These objects went through varied phases exactly as more pretentious satellites would have done. It would be difficult to describe my feelings as I watched them from the car windows.
I am prone to think, at the present writing, that this lost booty, waxing and waning under my eyes, planted in my nature those first seeds of regret which finally grew into a reformation.
I recall a conversation that I had with Markham while I sat with my eye at the lower end of the telescope, watching for stray asteroids.
The millionaires had given me to understand that I was not in their set. Circumstances over which they had no control had brought us together within the narrow confines of the car, but no social barriers had been leveled. Occasionally the novelty of our situation, and the consequent excitement, would cause one or other of the wealthy gentleman to forget the gulf that yawned between us.
This attitude of the magnate afforded me a good deal of innocent enjoyment. They had left social prestige, no less than their bank accounts, behind them, and what little collateral they had had upon their persons was now "satelliting" about the car. The line they drew between themselves and me, in their thoughtful moments, was a distinction without much of a difference.

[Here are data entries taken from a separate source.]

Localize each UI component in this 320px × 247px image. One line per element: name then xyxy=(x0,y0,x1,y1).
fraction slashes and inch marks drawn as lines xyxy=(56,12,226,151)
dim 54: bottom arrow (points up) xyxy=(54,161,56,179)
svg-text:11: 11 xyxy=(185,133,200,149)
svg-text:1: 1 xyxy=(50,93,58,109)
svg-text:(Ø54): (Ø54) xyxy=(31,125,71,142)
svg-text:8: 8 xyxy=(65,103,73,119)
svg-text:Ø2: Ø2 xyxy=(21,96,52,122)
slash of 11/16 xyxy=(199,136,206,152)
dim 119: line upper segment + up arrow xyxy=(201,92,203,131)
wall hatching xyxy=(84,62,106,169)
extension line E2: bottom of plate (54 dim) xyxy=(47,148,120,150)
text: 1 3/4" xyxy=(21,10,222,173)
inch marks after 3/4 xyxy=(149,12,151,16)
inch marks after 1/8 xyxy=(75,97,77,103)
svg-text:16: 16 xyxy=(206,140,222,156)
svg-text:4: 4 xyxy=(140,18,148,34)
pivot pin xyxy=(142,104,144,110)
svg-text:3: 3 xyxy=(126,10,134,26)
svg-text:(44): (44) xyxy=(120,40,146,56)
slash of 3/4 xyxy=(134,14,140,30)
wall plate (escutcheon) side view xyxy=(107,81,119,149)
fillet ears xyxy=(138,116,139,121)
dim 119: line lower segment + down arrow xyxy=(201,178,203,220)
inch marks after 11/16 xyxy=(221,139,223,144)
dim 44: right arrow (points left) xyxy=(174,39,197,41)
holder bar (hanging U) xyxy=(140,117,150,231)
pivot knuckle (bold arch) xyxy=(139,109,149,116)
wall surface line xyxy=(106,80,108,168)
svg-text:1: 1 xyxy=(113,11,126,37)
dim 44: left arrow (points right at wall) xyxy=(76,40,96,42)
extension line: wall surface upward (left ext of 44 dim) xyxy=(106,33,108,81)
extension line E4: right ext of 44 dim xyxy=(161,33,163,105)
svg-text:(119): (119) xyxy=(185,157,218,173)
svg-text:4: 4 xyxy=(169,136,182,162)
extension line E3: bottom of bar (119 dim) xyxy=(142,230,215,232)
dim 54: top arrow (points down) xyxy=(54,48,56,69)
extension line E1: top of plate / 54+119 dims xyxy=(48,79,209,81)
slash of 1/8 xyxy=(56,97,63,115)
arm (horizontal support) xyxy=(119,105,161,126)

Markham, I remember, was munching a sandwich, contrived out of two crackers and a slice of tinned beef.
"Did you never reflect, Mr. Munn," said he, "upon the evil of your past?"
"When a man writes books which are mainly drawn from his own experience, Mr. Markham," said I, "he has to go into his past pretty exhaustively."
"Ah, yes, I was forgetting about the books. Were you not horrified with the results of your retrospection?"
"Horrified? Well, yes, here and there. I lost a big haul once through the breaking of a jimmy, and I was horrified to think how any dealer in burglar's kits could have foisted such an unreliable instrument upon a well-meaning cracksman."